A variety of Earth- and space-based observatories are searching possible locations where axions could be produced, ranging from the inner Earth to the galactic centre and right back to the Big Bang. CAST looks for solar axions using a “helioscope” constructed from a test magnet originally built for the Large Hadron Collider. The 10 m-long superconducting magnet acts like a viewing tube and is pointed directly at the Sun: solar axions entering the tube would be converted by its strong magnetic field into X-ray photons, which would be detected at either end of the magnet. Starting in 2003, the CAST helioscope, mounted on a movable platform and aligned with the Sun with a precision of about 1/100th of a degree, has tracked the movement of the Sun for an hour and a half at dawn and an hour and a half at dusk, over several months each year.

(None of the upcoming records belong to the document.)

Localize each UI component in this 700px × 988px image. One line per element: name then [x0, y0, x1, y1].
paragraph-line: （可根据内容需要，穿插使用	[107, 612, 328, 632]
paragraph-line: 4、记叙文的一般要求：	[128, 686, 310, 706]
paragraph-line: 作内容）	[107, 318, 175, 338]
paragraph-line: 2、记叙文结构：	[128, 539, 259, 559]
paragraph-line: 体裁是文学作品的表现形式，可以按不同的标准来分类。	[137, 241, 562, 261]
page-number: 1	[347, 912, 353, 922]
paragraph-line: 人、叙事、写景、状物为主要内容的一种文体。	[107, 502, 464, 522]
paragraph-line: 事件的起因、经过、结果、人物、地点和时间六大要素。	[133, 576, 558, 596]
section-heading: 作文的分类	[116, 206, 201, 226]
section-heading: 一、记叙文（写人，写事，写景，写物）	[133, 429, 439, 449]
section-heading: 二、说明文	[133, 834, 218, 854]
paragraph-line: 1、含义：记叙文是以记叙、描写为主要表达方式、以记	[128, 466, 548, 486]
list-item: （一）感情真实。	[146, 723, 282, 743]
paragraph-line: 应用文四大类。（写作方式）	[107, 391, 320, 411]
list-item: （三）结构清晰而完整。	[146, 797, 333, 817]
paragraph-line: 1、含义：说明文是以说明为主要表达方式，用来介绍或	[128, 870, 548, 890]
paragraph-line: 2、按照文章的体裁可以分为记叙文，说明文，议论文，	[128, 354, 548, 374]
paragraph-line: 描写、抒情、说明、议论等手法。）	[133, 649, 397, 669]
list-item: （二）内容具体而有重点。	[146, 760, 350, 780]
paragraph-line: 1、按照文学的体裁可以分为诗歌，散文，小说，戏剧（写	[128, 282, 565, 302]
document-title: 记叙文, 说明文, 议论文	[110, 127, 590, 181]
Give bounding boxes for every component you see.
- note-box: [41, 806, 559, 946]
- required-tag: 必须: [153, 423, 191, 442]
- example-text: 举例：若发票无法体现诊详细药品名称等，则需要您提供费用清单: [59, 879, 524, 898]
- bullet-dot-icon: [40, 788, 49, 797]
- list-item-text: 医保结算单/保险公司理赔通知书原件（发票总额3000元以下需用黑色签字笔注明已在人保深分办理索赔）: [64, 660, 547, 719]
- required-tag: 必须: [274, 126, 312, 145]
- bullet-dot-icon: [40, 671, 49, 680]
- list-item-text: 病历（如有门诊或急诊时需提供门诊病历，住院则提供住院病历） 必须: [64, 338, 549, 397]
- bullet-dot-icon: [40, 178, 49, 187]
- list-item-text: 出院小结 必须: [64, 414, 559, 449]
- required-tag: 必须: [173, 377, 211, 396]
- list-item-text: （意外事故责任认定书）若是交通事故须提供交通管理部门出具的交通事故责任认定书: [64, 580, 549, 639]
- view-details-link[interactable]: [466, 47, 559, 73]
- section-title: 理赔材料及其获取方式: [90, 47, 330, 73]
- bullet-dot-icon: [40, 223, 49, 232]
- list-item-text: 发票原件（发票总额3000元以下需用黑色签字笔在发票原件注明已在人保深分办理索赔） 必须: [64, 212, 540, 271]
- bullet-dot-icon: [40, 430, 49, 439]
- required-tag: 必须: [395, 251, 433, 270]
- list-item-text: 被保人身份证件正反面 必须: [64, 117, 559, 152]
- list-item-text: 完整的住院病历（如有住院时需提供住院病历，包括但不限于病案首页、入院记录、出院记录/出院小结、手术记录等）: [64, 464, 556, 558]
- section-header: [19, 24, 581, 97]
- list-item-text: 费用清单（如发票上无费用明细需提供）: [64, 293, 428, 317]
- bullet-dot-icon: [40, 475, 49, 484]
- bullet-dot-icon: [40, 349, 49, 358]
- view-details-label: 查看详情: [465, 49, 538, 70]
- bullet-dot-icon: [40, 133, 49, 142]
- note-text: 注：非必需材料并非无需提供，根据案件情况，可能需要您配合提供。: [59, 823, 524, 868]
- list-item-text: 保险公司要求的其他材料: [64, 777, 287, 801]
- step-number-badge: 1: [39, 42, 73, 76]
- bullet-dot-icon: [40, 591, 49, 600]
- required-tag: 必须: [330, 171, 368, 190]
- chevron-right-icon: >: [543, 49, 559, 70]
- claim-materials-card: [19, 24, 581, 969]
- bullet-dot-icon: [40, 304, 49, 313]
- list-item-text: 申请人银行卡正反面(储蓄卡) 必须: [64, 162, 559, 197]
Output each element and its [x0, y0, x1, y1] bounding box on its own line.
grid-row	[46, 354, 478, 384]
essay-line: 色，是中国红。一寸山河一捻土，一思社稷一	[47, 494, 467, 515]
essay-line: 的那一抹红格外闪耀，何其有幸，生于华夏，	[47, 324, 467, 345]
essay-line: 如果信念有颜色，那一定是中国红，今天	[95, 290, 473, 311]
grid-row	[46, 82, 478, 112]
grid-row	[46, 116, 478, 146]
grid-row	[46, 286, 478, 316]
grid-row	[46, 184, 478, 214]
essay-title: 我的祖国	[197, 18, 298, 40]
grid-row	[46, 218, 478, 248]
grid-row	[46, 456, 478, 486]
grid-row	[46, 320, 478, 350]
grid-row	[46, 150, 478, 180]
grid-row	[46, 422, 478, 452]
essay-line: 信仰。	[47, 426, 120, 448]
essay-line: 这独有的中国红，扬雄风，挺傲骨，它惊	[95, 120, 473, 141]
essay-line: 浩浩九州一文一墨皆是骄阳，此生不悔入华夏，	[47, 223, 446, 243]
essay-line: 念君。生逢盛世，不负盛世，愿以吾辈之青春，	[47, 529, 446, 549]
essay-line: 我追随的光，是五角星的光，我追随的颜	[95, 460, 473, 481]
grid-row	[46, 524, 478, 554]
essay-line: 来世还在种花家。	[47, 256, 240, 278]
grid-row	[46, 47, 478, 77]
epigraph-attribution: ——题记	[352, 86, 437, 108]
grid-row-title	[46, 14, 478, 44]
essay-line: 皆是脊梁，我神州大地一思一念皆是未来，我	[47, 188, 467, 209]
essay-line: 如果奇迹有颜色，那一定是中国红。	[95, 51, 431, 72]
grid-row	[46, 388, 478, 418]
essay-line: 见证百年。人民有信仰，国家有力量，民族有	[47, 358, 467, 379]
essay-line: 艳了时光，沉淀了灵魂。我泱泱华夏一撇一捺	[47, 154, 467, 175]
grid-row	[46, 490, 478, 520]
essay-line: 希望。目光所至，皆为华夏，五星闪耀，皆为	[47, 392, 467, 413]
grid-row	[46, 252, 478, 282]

In the latest work, based on data recorded between 2012 and 2015, CAST finds no evidence for solar axions. This has allowed the collaboration to set the best limits to date on the strength of the coupling between axions and photons for all possible axion masses to which CAST is sensitive. The limits concern a part of the axion parameter space that is still favoured by current theoretical predictions and is very difficult to explore experimentally, allowing CAST to encroach on more restrictive constraints set by astrophysical observations. “Even though we have not been able to observe the ubiquitous axion yet, CAST has surpassed even the sensitivity originally expected, thanks to CERN’s support and unrelenting work by CASTers,” says CAST spokesperson Konstantin Zioutas. “CAST’s results are still a point of reference in our field.”

The experience gained by CAST over the past 15 years will help physicists to define the detection technologies suitable for a proposed, much larger, next-generation axion helioscope called IAXO. Since 2015, CAST has also broadened its research at the low-energy frontier to include searches for dark-matter axions and candidates for dark energy, such as solar chameleons.